In Your Share, Week of Nov 12th, 2018
Thanksgiving is one of my favorite holidays… I love all my family traditions – old and new – and all the great food! Our traditions have evolved over the years… I grew up loving sweet potatoes with marshmallow and now usually make Delicata Squash Rings. I don’t remember ever eating kale, collards or chicory, but now those are ubiquitious – in week day meals and on holidays. And since we don’t grow giant russest potatoes, I’ve switched from mashed to roasted potatoes. I also grew up with canned pumpkin and when I first started farming my family was perplexed by the sugar pie pumpkin I brought home for the holidays. We had to dig deep through my grandmothers old cookbooks to find a recipe, but we did find one and I still use it every Thanksgiving. Hardly need turkey with all these tasty treats. Hope you and your family have a happy & delicious holiday!
Lots more great winter veggies to come this season so let your friends know that they can still sign up for a prorated Winter/Spring CSA Share.
Amazing recipes for everything in your share are available to members at our website and at Cook With What You Have. If you joined our Winter CSA you will find your password in the member email. Enjoy 24/7 access to recipe inspiration!
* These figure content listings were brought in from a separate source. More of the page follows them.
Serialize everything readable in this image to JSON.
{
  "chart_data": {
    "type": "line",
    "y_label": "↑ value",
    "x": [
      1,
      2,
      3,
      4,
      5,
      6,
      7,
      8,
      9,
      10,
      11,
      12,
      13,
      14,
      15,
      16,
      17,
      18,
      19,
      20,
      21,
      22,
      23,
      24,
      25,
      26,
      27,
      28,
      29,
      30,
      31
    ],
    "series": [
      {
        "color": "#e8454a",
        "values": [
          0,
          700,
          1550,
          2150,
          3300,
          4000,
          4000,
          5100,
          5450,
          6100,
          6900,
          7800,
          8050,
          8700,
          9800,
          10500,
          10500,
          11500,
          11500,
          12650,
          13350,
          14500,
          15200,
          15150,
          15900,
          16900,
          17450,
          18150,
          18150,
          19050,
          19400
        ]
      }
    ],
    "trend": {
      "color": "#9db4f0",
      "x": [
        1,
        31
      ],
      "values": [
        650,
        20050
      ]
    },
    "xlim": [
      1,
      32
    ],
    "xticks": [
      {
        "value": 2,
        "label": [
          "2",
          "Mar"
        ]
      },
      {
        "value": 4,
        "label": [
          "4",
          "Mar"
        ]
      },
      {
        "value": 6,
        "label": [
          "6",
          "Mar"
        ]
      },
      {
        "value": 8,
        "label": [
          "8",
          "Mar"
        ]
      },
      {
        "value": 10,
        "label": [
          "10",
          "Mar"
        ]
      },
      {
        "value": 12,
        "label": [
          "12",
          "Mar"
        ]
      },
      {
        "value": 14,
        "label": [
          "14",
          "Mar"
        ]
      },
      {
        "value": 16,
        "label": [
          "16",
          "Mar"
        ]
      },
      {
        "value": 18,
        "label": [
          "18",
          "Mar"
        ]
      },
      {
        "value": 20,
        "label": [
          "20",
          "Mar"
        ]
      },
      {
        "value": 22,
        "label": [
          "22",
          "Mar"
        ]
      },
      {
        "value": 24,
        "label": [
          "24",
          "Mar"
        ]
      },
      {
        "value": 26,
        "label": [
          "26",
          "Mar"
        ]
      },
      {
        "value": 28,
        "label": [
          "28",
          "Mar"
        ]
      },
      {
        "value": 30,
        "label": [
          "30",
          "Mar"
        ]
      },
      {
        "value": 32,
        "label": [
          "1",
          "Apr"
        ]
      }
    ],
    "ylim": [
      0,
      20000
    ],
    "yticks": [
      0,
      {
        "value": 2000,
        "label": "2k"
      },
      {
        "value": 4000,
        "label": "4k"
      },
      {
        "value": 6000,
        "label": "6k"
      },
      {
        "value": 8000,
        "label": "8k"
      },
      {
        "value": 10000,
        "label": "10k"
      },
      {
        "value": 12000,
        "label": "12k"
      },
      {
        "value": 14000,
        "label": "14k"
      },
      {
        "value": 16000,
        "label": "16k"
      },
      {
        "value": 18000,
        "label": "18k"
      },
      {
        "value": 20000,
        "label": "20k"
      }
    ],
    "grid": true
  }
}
This week your share may include…
- Brussel Sprouts: Tall stalks of sprouts! These are one of the most difficult veggies to grow. This year, the plants were big and beautiful, but the sprouts definitely sustained some damage. Luckily, looks aren’t everything! Pop the sprouts off the stalk and peel a few layers off and they’ll be good to go. Sprouts are great roasted or shaved thin into salad. And I always have to include this super simple recipe for them with Gnocchi & Pesto.
- Carrots: So sweet that most of them get eaten raw! If you have some left, try roasted turnip & carrot – I like a super simple prep with just olive oil, salt and pepper.
- Cooking Celery: Perfect for stuffing! It doesn’t have to be cooked, but this celery has a slightly stronger flavor than the store bought stuff so try it before you dip it in the peanut butter. May be better suited to a Chopped Salad or soup.
- Collard Greens: Love those dark winter greens! I usually just chop and sauté, but this Salad with Pickled Apple is amazing.
- Sugarloaf Chicory: I love these complex chicory flavor in salads with strong dressings – think blue cheese crumbles, anchovies or bright lemon vinaigrette with garlic. If you sauté the greens the flavor is much more mellow which can also be nice.
- Yellow Onions: A staple.
- Garlic: More often than not, dinner at our house starts with some onions & garlic sautéd in olive oil and then we decide what direction to go from there… maybe roast some some peppers and put that over pasta, or cook up a big bunch of greens and put poached eggs on top. So many delicious options!
- Hot Peppers: A mix of Jalapeño and Czech Black.
- Potatoes: We’ve been growing this variety of ‘Nicola’ potatoes for many years. Grab some on the larger size if you want to mash them – with turnips would be especially tasty! Or smaller ones are perfect for roasting
- Pie Pumpkins: Did I mention My Grandmother’s Pumpkin Pie Recipe?
- Winter Squash: Delicata can be cut in half lengthwise and roasted in the oven cut side down until soft – about 30 min. I like to make Squash Rings too.
- Roma Tomatoes: Can you believe it? Tomatoes in November don’t have all the flavor of a summer tomato, but they’re still a tasty little treat!
- Turnips: These are the real deal! Purple top turnips are an old school, pre-1880’s heirloom. The name describes them quite well – the roots are white with a striking purple shawl on top. If you grew up traumatized by stinky overcooked turnips – I’d encourage you to give them another try. Start by roasting or sautéing these because when you caramelize turnips, the sweetness shines through. They are also great mashed with potatoes and adventurous cooks might also want to try some Turnip Pickles.
Coming soon… winter frost kissed veggies!!